Ve yeni, sivil, demokratik bir anayasa ihtiyacı, hemen her kesim
tarafından dillendirilmeye başlandı. Partiler de bunu seçim
vaadlerinin en başına koydular.
Aslında, aradan geçen zaman içinde anayasanın epeyce maddesinde değişiklikler yapıldı.
Meselâ dönemin siyasî liderleri Demirel, Ecevit, Erbakan ve Türkeş’e siyaset yasağı getiren geçici madde, 1987 Eylül’ünde referandumla da kabul edilen bir düzenleme ile yürürlükten kaldırıldı.
Sonra 1995’te iktidardaki DYP-SHP koalisyonunun inisiyatifi ile, başlangıç metnindeki ihtilâl övgüsünün kaldırılması dahil, çok sayıda madde değiştirildi.

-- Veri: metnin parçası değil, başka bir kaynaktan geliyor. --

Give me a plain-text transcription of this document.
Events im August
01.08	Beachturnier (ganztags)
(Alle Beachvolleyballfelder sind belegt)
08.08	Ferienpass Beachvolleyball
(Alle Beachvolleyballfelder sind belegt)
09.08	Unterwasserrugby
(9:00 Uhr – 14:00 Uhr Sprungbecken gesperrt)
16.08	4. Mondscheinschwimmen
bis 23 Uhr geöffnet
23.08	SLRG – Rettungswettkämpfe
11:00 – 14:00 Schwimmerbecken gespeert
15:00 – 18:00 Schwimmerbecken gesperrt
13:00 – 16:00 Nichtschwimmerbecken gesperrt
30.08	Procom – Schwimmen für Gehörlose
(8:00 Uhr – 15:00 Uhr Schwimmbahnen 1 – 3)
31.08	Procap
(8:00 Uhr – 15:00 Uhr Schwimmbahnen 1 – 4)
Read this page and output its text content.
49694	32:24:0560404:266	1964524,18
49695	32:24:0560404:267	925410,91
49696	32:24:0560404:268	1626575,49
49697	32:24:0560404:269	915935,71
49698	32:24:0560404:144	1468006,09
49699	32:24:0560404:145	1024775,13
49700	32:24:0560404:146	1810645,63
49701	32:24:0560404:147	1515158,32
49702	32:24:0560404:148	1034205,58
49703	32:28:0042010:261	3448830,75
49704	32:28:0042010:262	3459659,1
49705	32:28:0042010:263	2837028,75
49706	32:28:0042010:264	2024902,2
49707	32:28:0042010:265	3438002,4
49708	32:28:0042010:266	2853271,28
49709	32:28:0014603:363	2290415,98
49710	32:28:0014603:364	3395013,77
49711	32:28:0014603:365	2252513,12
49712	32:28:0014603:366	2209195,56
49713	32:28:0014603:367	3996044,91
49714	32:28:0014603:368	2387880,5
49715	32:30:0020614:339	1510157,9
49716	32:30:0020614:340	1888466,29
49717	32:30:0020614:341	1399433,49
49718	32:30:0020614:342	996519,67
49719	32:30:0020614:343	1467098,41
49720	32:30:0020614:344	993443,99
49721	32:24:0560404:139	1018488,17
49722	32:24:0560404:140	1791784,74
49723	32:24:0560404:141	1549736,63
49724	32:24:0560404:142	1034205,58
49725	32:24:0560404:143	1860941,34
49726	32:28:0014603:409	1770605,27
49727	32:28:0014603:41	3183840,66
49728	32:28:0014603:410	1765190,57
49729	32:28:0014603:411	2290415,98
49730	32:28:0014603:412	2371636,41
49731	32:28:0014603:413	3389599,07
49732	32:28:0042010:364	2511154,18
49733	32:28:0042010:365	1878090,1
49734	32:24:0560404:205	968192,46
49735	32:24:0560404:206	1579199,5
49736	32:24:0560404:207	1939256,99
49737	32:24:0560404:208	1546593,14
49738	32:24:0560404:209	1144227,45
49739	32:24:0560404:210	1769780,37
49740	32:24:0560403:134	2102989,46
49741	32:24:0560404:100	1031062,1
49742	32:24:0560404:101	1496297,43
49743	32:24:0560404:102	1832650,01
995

Ardından, 2001’de DSP-MHP-ANAP koalisyonu iktidarda iken, AB’nin ısrarlı takip ve tazyikleriyle, yine başlangıç kısmında yer alan ve Atatürkçülük karşısında hiçbir düşünce ve mülâhazanın koruma görmeyeceğini dayatan ifade başta olmak üzere, önemli değişiklikler yapıldı.